Tenerife will host a meeting of the International Astronomical Union with over a hundred specialists from all over the world, at which there will be discussion of the techniques which astrophysicists use to detect and observe the faintest objects in the night sky, which are much fainter than the general background brightness.
From July 8th to 12th in the Central Lecture Halls of the Guajara Campus of the University of La Laguna (ULL) the IAU Symposium 355 will take place. At this conference, organized by the Instituto de Astrofísica de Canarias under the auspices of the International Astronomical Union (IAU) the organization which brings together astronomers from all over the world and works to promote research in astronomy, there will be talks about the techniques which are used in different fields of astrophysics to overcome the problem of the brightness of the night sky, which tends to occult structures with very low surface brightness.

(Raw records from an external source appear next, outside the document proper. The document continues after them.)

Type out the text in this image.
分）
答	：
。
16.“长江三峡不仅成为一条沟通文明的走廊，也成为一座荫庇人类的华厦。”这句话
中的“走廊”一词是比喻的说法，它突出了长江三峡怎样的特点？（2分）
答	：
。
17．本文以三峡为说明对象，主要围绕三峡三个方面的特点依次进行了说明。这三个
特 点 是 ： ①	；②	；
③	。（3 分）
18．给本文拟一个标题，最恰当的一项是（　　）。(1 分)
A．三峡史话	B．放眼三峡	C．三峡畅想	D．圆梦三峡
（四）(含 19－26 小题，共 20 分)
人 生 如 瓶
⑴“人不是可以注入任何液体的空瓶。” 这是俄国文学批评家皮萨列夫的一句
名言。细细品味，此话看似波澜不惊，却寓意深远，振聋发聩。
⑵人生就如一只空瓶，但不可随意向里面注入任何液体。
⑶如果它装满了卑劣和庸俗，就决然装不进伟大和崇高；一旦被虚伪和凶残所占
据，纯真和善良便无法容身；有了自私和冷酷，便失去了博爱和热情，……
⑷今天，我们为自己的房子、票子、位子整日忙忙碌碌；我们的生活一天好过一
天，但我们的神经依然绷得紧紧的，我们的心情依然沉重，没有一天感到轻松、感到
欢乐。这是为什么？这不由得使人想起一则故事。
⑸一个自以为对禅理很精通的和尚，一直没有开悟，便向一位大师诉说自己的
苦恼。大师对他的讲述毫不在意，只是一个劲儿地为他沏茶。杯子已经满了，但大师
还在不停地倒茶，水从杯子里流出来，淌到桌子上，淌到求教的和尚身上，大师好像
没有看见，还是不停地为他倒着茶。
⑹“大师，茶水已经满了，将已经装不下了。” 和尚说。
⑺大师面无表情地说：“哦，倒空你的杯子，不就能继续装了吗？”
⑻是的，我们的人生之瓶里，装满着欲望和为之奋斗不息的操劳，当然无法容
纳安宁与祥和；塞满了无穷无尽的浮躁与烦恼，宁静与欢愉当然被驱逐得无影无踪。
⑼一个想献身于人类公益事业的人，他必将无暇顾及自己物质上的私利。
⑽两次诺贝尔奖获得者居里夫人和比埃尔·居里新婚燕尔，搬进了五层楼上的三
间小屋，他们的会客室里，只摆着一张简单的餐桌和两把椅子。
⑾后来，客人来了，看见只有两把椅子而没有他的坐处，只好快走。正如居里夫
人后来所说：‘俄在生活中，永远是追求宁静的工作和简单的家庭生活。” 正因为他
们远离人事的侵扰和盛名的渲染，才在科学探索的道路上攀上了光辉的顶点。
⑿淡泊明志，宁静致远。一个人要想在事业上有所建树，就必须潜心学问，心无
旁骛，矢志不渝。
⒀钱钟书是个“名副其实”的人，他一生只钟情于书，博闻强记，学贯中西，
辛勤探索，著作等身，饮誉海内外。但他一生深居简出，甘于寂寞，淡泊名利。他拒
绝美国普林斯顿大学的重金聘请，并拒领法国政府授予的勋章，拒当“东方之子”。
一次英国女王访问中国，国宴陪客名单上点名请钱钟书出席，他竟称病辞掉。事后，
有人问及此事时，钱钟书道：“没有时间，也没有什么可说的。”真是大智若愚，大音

“This is a conference about diffuse, light, ethereal, “ghostly”, about structures which are very difficult to observe” explains Ignacio Trujillo, a researcher at the IAC and one of the organizers of the meeting. “What will be described is the story of the different types of progress made in the last 30 years, and how new techniques have allowed us to take a major step forward”
During the five days of the conference the talks will deal with varied subjects, such as the changes caused by solar activity in the zodiacal light (a luminous band which can be seen in the night sky, and which is caused by sunlight reflected from dust particles within the solar system) to the faintest light which reaches us from the filaments which form the structure of the universe on a large scale. The discussion will include the outer parts of galaxies, with their tidal flows and stellar halos, the ultra-diffuse galaxies, and the faint light between the galaxies in galaxy clusters. To summarize, the conference will cover all the physical phenomena related to very faint and extended light sources-
Over 120 people from the US, Australia, Japan, South Korea, Russia, Chile, Brazil and India, among other countries will attend the meeting. “The fact that the IAU is holding this meeting in Tenerife is partly due to the quality of the IAC as an experienced host for this type of events” says Johan Knapen, an IAC researcher and another of the organizers of this event. “ In this type of meetings what counts is the international composition, the variety of countries of those present, astronomers are coming from Asia, from South and North America, and from Oceania, as well as from Europe, it offers an opportunity to meet up with researchers from all over the world.”
An interesting feature of this conference is that not only will there be contributions from professional astronomers using telescopes on the ground and in space, but also contributions made by amateur astronomers.